Ülkenin kralı 'bir işe doğru zamanda başlamayı' bilirse, 'kimin sözüne kulak verip kimden uzak durulacağını' bilirse ve 'her zaman yapılması gereken en önemli şeyin ne olduğunu' bilirse, giriştiği hiçbir işte başarısızlığa uğramayacağını düşünüyormuş. Fakat bu üç sorudaki üç doğruyu bir türlü bulamıyormuş.
Kral sarayına bilgeleri davet edip onlara sormuş, aldığı yanıtlar tatmin etmemiş. Başka bir bilge var, o saraya gelmez siz gitmelisiniz demişler.
Atlamış atına tek başına ormanda yaşayan bilgeye gitmiş. Adam kulübesinin önünde toprağı kazıyormuş. Kral atından inip yaklaşmış bilgeye, "İzin verirseniz size üç soru sormak istiyorum. Doğru zamanda doğru şeyi yapmayı nasıl öğrenebilirim Kimlerin sözüne önem vermeliyim Hangi şeyler diğerlerinden daha önemlidir" demiş.
Bilge oralı bile olmamış kazmaya devam etmiş. Kral yaşlı adama yardım edeyim de işi çabuk bitsin belki yanıt verir diye düşünüp küreği ondan alıp saatlerce kazmış toprağı. Sonra durup, yanıt vermezse oradan gideceğini söylemiş. Yaşlı adamdan yine ses çıkmamış.
Fazla naz aşık usandırır deyip tam gidecekken koşarak birinin geldiğini görmüşler. Gelen yaralı ve kan kaybediyormuş. Kral küreği bırakıp adama yardım etmiş. Kanamayı durdurmuş, yarayı temizleyip sarmış. Gece olduğu için kulübenin bir köşesinde sabahlamış.
Sabah olunca yaralı adam gözünü açmış ve özür dilemiş! Kral neden özür diliyorsun deyince izah etmiş... "Ben buraya geleceğinizi öğrenince pusu kurup dönüşünüzü beklemeye başladım. Amacım sizi öldürmekti. Fakat bir türlü gelmediniz. Bu arada askerler beni farketti yaralandım, kaçtım. Sonrasını biliyorsunuz."
Yaşlı bilgenin kazma kürek işi ve sorularına cevap beklerken geçen zaman kralın hayatını kurtarmış. Hem bu durumdan hem de samimi itiraftan etkilenip canını almak isteyen adamı affetmiş, bilgeye dönerek sorularıma artık yanıt verecek misiniz demiş. Yaşlı adam nihayet konuşmuş...
"Dün benim güçsüz oluşuma acımayıp bu tarhları kazmak yerine yolunuza gitseydiniz bu adam sizi öldürecekti. İşte sizin için en önemli an o tarhları kazdığınız zamandı. En önemli kişi ise bendim, en önemli uğraşınız da bana iyilik etmekti!
Sonra koşarak bu adam geldi.

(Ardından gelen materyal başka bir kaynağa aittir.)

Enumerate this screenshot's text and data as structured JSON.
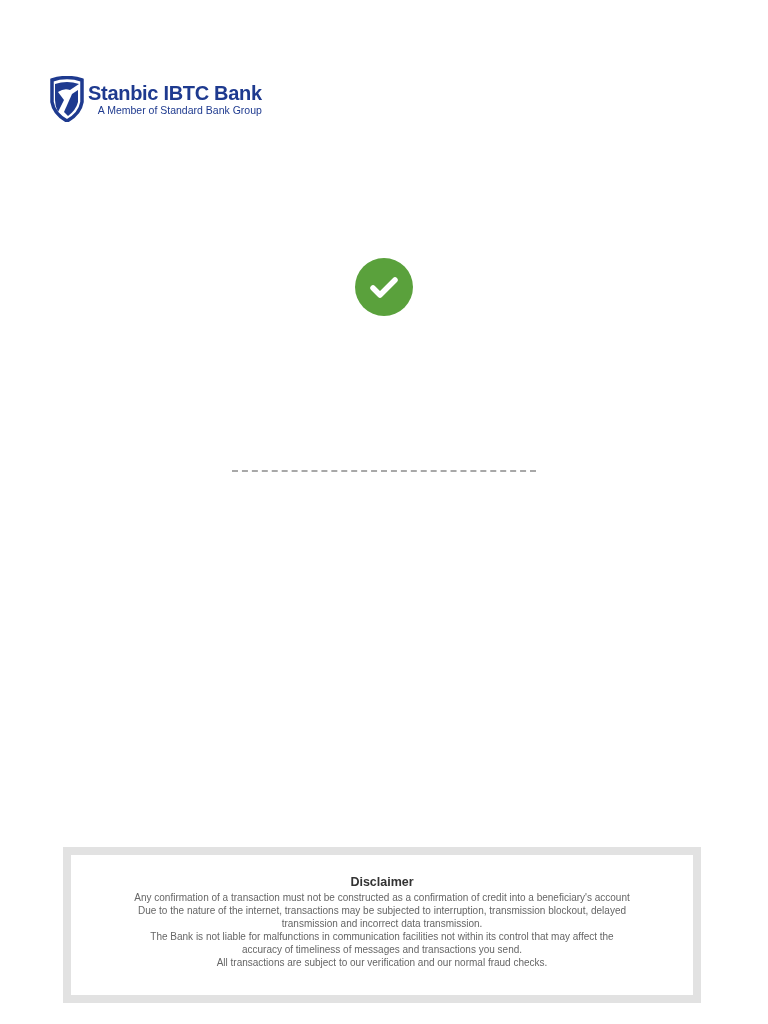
{
  "logo": {
    "name": "Stanbic IBTC Bank",
    "tagline": "A Member of Standard Bank Group"
  },
  "status": {
    "success": true
  },
  "disclaimer": {
    "title": "Disclaimer",
    "paragraphs": [
      "Any confirmation of a transaction must not be constructed as a confirmation of credit into a beneficiary's account",
      "Due to the nature of the internet, transactions may be subjected to interruption, transmission blockout, delayed transmission and incorrect data transmission.",
      "The Bank is not liable for malfunctions in communication facilities not within its control that may affect the accuracy of timeliness of messages and transactions you send.",
      "All transactions are subject to our verification and our normal fraud checks."
    ]
  }
}
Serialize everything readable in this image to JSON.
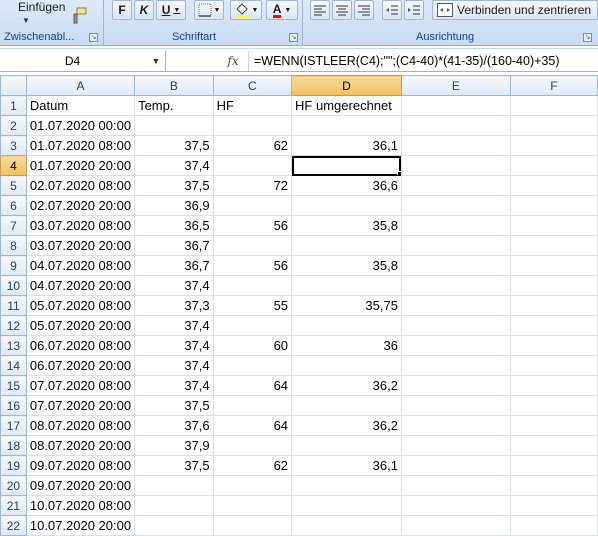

En önemli zaman onunla ilgilendiğiniz andı. Yaralarını sarmasaydınız adam sizinle barışamadan ölecekti. Dolayısıyla sizin için en önemli adam oydu ve onun için yaptıklarınız sizin için en önemli uğraştı..."
Tolstoy'un 'İnsan Ne İle Yaşar' adlı dört öyküden oluşan kitabından 'Üç Soru' öyküsünün özeti...
Taaa 1886'da yazılmış olmasına rağmen hala yol gösteriyor eser.
Seçimlerin ardından memlekette bambaşka bir hava esmeye başlayınca bu öykü geldi aklıma.
Kendi kendime "2002'den günümüze küçük bir grup ultra zengin olurken, bir dönemin orta direği de dahil alayımızın fukara sınıfına gerilemesi, 10 milyondan fazla emeklinin idarecilerin gözünde on paralık değerinin olmaması, milyonların ancak 'yardımla' yaşar hale gelmesi, büyük küçük herkesin 'adaletin bu mu dünya' dediği, imam hatipliler tarafından yönetilen memlekette en çok kullanılan lafın 'hakkımı helal etmiyorum' olduğu zamanların bir sonu olmalı diyorduk. Peki, doğru zaman geldi mi Ne oldu da geldi" diye sordum.